Qualquer pesquisa de opinião mostra que os pobres vêem a Justiça como algo distante, incompetente, supostamente protetora dos ricos. ACM apenas está tentando fazer do Judiciário seu "marajá", igual ao projeto Fernando Collor -vê nisso a chance de angariar simpatia nos eleitores do Sul e Sudeste, onde é, ainda, um ilustre desconhecido.
Como o apoio que desfruta na mídia e sua conhecida capacidade de produzir notícias, a hipótese tem chance de decolar
Como apoio de FHC, ACM seria um candidato com boas chances para presidente.

De olho na sucessão e na tentativa de ofuscar a CPI de ACM, Jader Barbalho criou uma comissão para investigar bancos.
Mais um alvo que caiu no gosto popular.
Os eleitores já têm certa aversão a empresários. A aversão cresce ainda mais diante dos banqueiros.
Colocar "tubarão" no banco dos réus vai dar aos parlamentares a imagem de coragem, ousadia, contra o poder econômico.

Se o eleitor não quiser entrar na CPI dos tolos deve prestar atenção nos dois lados, percebendo o jogo da manipulação, separando o show da investigação.
A CPI presta, de fato, se ajuda a perceber quando o cidadão é lesado.
E não presta quando serve mais para promover candidatos do que averiguar a verdade.
A julgar pela força e esperteza de investigadores e investigados, não faltarão motivos para o cidadão suspeitar, em igual medida, de estar lesado tanto por quem investiga quanto por quem é investigado.

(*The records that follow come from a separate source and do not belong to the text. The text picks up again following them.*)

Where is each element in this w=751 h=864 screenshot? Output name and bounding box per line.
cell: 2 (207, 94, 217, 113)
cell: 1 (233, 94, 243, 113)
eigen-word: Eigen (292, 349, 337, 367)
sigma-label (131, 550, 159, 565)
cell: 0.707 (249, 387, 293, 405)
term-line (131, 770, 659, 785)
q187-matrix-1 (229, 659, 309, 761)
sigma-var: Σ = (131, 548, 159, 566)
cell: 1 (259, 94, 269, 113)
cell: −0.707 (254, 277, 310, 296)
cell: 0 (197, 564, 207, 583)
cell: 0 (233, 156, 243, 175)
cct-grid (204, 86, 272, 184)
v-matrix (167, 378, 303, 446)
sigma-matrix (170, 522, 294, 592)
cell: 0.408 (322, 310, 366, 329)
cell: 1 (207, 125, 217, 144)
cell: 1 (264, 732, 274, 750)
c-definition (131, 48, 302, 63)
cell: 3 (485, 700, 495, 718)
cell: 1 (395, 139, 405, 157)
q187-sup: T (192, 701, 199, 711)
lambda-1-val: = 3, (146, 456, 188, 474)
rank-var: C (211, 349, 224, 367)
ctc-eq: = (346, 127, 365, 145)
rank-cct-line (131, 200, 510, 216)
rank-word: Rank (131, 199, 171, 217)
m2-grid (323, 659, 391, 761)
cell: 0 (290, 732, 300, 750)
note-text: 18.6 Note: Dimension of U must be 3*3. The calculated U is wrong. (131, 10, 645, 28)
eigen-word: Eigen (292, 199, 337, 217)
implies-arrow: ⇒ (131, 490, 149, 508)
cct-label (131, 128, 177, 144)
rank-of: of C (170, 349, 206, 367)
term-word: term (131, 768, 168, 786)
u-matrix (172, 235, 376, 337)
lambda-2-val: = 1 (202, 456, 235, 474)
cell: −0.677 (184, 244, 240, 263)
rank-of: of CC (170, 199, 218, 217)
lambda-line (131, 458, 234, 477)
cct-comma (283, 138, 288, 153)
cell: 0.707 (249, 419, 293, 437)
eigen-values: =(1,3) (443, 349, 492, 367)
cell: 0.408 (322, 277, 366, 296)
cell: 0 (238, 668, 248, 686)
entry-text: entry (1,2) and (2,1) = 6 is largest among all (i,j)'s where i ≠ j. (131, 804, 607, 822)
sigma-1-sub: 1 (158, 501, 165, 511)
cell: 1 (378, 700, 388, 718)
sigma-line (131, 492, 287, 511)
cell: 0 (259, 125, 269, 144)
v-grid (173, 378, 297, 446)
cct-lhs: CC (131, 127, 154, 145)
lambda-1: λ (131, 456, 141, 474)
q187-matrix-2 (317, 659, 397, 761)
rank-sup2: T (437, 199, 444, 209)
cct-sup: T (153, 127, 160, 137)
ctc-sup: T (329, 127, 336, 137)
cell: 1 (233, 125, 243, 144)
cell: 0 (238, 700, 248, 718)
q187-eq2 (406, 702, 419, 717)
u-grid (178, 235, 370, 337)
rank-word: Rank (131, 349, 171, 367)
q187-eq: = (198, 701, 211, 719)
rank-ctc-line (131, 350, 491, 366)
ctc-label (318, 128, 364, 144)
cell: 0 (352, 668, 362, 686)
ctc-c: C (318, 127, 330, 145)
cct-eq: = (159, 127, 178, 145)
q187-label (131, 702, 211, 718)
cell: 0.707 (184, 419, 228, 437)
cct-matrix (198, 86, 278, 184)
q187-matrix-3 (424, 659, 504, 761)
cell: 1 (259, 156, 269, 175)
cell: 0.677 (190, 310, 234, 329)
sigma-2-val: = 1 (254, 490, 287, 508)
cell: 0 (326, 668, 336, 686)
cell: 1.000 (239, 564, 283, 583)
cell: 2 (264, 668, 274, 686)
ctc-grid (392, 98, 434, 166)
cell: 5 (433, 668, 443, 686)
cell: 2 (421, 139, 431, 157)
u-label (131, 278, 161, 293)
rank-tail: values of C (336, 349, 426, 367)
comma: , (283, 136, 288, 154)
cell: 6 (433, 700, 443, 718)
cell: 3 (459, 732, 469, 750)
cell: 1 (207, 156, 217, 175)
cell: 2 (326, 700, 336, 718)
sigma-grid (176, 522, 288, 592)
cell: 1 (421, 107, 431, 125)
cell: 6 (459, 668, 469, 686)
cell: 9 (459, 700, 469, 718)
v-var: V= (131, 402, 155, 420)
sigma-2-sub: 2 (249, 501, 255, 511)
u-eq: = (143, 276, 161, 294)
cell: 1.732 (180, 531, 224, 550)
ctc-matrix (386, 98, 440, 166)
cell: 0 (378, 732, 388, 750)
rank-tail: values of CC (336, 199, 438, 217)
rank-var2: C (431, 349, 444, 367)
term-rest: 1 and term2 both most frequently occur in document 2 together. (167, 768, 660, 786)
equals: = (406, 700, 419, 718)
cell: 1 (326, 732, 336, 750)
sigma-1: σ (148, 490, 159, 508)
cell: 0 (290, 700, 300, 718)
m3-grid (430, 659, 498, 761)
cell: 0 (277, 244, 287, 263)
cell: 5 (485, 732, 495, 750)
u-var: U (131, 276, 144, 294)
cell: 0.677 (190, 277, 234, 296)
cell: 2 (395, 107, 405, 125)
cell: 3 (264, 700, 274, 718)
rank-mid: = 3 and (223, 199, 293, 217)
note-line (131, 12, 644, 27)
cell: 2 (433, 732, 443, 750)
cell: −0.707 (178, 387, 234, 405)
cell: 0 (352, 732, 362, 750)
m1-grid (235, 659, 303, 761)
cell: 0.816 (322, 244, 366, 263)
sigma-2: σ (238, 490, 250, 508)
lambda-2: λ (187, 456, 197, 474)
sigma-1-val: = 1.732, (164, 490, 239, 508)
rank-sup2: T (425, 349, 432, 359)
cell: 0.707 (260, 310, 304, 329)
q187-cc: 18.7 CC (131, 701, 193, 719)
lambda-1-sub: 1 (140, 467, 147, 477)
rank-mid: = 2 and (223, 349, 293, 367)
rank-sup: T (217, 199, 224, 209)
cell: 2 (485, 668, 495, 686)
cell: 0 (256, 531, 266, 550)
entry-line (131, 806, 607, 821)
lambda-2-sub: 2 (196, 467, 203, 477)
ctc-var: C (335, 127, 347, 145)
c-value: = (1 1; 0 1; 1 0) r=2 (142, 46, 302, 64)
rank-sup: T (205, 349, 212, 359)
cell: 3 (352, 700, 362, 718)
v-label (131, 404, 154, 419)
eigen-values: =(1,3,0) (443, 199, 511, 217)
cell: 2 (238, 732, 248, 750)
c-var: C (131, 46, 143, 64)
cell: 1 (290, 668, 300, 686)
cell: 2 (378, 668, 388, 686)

PS - Não gosto do estilo autoritário de Antonio Carlos Magalhães, considero-o um dos símbolos do atraso nacional, nunca engoli sua tentativa de se apresentar como paladino da moralidade.
Sou, porém, obrigado a reconhecer que uma CPI do Judiciário é um serviço à nação. Não se consegue construir Estado de Direito sem um Judiciário mais competente e próximo do cidadão.
A CPI vai ser uma bobagem se ficar nas denúncias. Um fato histórico, porém, se motivar reformas para que o brasileiro se sinta mais protegido -e, aí, seria bom que o Congresso trabalhasse mais rápido, reformando a legislação.